Tell them to fuck off with their cruel, disrespectful comments
Enjoy the rest of your pregnancy away from their toxicity Flowers

Itstime1 · 04/11/2022 14:49

Tell them they are being horrible and you don’t need them in your life at the moment.

I feel you, I had very late onset pre eclampsia but I was carrying a huge baby anyway! I was massive and then gained 2 stone in water in 3 days before I had my DD. I hid my pregnancy from 90% of people by just not seeing them.
(Personal choice as I didn’t want to see them haha)

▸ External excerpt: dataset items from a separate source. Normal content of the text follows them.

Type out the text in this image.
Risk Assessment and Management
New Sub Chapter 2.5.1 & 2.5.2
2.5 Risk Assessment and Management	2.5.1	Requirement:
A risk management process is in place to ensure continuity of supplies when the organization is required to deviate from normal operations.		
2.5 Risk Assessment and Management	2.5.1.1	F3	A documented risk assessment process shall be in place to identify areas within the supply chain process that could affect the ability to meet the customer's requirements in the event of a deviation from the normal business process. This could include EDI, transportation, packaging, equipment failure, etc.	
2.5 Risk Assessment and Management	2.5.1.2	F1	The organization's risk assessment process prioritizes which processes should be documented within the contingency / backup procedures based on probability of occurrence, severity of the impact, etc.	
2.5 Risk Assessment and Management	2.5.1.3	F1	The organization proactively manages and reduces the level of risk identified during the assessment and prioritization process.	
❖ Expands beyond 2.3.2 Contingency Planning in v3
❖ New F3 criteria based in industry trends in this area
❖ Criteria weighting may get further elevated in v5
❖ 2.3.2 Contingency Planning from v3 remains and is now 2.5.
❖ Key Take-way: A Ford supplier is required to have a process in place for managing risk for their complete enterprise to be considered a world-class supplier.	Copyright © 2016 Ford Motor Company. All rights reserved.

also- your not fat and ugly. You’re carrying a baby, growing a human and dealing with a major medical condition, give yourself some slack and some self love. Ignore them and re think the relationships with them all after baby is here. They should be supportive not commenting ❤️

falafelqueen · 04/11/2022 14:56

Hi OP, sorry these people are making you feel crap. 💐

They should be taking care of you and helping you through what sounds like a difficult time, and their comments are horrible and completely out of order.

Your body is growing another human! It’s not exactly surprising that you got a bit bigger is it? Don’t they know that’s what happens? What amazing things have they done lately?

I’m sure you look lovely and are doing brilliantly!

If you don’t feel up to telling them off directly, you’d be perfectly reasonable to avoid them for as long as you want to. Possibly forever.